Has anyone performed assembly with Nextera mate pairs and has seen the following problem?
We're doing mammalian assemblies using Nextera 8 kbp-insert mate-pairs, and the results are abnormal. The total assembly size is way larger than expected: because it has 1 Gbp of NNN's in scaffolds. The total contigs size matches the genome size.

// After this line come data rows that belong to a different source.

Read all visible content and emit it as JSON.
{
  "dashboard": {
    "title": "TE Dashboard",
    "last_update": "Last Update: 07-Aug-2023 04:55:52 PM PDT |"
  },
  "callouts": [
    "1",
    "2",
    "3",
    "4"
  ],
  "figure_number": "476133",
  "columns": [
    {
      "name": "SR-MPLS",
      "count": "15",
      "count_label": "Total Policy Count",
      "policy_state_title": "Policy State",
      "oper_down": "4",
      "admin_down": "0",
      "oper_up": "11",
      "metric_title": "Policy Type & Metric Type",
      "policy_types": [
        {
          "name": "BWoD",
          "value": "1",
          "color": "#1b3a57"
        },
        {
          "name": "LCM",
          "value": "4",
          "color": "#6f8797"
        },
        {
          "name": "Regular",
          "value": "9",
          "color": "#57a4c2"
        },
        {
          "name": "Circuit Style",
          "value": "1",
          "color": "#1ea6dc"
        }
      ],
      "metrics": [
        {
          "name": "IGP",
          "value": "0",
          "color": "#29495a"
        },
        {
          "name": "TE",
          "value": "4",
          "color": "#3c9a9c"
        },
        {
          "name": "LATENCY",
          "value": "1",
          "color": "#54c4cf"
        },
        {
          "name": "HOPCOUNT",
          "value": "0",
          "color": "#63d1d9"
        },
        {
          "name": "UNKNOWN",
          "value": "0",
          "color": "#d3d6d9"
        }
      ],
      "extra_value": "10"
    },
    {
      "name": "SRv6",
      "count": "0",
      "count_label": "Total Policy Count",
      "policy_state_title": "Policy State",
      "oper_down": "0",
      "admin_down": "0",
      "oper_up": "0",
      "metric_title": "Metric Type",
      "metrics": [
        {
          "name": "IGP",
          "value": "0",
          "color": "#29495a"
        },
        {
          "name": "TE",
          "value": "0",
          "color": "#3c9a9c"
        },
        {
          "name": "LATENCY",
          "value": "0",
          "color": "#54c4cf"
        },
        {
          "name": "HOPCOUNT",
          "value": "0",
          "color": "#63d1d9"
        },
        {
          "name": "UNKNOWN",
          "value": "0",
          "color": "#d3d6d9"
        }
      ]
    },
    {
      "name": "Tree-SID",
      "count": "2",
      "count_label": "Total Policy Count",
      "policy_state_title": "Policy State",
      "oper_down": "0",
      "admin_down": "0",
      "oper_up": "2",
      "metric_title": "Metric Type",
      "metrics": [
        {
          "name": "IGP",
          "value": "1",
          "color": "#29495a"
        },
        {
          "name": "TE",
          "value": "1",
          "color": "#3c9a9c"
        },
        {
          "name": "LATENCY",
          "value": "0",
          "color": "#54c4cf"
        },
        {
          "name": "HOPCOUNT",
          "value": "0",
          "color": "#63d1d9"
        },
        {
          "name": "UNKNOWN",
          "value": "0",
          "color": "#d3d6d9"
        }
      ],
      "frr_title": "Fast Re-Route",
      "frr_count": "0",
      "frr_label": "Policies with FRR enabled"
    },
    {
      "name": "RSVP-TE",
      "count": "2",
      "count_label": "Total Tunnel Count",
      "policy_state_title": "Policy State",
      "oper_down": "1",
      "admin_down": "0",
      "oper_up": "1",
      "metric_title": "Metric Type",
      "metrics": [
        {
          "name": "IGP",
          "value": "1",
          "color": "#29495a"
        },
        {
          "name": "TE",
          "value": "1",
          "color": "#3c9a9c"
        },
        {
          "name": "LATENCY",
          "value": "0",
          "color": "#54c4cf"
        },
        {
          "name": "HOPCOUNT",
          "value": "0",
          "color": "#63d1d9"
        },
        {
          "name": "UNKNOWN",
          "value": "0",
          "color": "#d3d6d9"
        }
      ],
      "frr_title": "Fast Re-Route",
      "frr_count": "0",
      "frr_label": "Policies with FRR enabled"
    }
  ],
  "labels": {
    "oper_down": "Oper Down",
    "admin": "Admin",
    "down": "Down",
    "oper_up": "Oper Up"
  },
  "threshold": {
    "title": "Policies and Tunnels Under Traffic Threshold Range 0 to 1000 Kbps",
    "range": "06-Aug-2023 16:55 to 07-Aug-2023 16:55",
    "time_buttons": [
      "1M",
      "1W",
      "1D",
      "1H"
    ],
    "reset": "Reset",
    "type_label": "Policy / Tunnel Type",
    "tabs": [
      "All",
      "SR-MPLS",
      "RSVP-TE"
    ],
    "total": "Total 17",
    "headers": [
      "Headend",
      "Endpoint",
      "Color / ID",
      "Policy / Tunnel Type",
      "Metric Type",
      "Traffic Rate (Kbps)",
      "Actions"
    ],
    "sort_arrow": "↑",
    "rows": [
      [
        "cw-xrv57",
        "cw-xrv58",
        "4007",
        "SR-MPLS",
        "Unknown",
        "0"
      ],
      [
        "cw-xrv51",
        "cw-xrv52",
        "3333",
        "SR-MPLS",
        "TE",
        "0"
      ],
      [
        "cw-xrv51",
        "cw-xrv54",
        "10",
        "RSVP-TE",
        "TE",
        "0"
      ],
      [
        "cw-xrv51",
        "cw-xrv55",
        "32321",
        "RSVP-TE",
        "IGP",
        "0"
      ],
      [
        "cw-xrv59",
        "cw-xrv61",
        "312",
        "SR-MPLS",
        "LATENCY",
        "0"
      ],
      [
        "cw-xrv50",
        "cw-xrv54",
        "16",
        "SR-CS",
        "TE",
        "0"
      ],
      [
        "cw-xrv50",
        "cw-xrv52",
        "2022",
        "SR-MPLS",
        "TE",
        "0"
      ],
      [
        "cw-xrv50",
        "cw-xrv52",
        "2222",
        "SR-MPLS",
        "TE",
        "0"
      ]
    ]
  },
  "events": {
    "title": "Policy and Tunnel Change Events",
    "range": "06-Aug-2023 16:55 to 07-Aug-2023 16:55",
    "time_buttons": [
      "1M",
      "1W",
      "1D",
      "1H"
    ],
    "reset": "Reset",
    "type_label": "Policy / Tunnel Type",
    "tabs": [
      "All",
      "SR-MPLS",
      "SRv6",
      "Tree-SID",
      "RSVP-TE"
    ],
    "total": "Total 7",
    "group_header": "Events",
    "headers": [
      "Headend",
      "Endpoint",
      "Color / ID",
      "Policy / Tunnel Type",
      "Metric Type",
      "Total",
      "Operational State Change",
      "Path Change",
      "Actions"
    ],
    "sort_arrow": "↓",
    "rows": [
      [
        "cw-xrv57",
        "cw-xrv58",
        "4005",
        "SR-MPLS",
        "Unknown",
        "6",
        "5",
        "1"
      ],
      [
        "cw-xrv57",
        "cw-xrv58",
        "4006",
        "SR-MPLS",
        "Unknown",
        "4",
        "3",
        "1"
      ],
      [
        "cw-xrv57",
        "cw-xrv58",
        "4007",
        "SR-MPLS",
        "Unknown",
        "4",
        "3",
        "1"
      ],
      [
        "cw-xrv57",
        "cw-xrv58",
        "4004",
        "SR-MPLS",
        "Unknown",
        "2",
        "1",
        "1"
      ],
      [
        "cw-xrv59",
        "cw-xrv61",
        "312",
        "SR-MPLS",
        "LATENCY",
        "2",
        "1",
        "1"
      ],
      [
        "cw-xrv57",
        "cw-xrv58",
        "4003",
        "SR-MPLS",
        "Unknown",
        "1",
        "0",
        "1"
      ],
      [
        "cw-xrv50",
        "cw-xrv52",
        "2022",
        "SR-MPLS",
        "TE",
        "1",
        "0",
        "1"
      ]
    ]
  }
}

Some detailed information regarding the data and the assembly:
- mammalian genome
- Lib1: HiSeq 150 bp paired-end 500 bp insert, 30x coverage
- Lib2: HiSeq 150 bp mate-pairs 3kbp insert (not sure about protocol), 10x coverage
- Lib3: HiSeq 150 bp mate-pairs 8kbp insert (Nextera), 30x coverage
- assembler: SOAPdenovo2 latest
- Lib1 and Lib2 were adapter-trimmed using nesoni
- Lib3 was adapter-trimmed using nextclip (which had a positive impact on scaffold N50) and to those familiar with nextclip, we kept the A-B-C categories only.
Some extra steps we tried:
- When we assemble Lib1 and Lib2 together, the total scaffolds size is what we expect (3 Gbp, 30 Kbp scaffold N50). So all is fine here.
- When we assemble all libs together, the total scaffolds size is too high (4 Gbp, 150 Kbp scaffold N50).
- When Lib3 is untrimmed, the total scaffolds size is terrible (6 Gbp) and contigs size is also odd (3.5 Gbp).
- Whether Lib3 is included in the contigs step or not (asm_flags=2 or 3) does not have a significant impact on the results.